3. The star values from each metric are averaged among each respective domain to form domain

level stars, provided a minimum number of metric-level scores are available for each domains.

For example, in 2009 and 2010, a domain-level star was only calculated if the contract had a star

value for at least 6 of the 12 individual measures. The domain-level star ratings are observed in

our dataset.

4. Overall Part C summary scores are then calculated by averaging the domain-level star ratings

and adding an integration factor (i-Factor). The i-Factor is intended to reward consistency in a

plan’s quality across domains, and is calculated as follows:

(a) Derive the mean and variance of all individual metric summary scores for each contract.

(b) Form the distribution of the mean and variance across contracts.

(c) Assign an i-Factor of 0.4 for low variance (below 30th percentile) and high mean (above 85th

percentile), 0.3 for medium variance (30th to 70th percentile) and high mean, 0.2 for low

variance and relatively high mean (65th to 85th percentile), and 0.1 for medium variance

and relatively high mean. All other contracts are assigned an i-Factor of 0.

5. Overall Part C star ratings are then calculated by rounding the overall summary score to the

nearest half-star value.

21

We do not observe the i-Factors in the data. We therefore replicated the CMS methodology, ultimately

matching the overall star ratings for 98.8% and 98.5% of the plans in 2009 and 2010, respectively. As

discussed in the text, plans for which we were unable to replicate star ratings were dropped from the

analysis. Note also that star ratings are based on data from at least the previous calendar year and

sometimes further back depending on ease of access from CMS. New plans therefore do not have a star

rating available, nor was a star rating for such plans provided to beneficiaries.
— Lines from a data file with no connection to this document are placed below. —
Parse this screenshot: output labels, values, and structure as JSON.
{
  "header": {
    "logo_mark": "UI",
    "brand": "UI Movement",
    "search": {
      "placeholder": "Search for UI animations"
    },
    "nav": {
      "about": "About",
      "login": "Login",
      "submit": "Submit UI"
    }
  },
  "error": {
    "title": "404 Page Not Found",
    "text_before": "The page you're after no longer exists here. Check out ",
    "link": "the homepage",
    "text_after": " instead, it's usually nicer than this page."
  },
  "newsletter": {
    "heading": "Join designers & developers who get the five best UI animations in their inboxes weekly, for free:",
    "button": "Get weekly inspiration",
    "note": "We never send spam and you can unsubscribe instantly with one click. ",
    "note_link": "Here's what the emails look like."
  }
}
Tables 10 and 11 presents example calculations of the overall summary score and resulting star

values for 5 contracts in 2009. The table lists the summary scores for the individual metrics along

with the corresponding star values, each of which are observed in the raw data. The high mean and

low mean thresholds for i-Factor calculations were calculated to be 3.6667 and 3.2381, respectively.

Similarly, the high variance and low variance thresholds were 1.3462 and 1.0362, respectively.

Table 10 and 11

The calculations for each contract in Table 10 are discussed individually below:

1. Contract H0150: With a mean star value of 2.583 and a variance of 0.879, the contract received

an i-Factor of 0 (due to a low mean), which provided an overall summary score of 2.583 and a

star rating of 2.5.

2. Contract H0151: With a mean star value of 2.667 and a variance of 0.8, the contract received an

i-Factor of 0 (again from a low mean), which provided an overall summary score of 2.667 and a

star rating of 2.5, just 0.083 points away from receiving a 3-star rating.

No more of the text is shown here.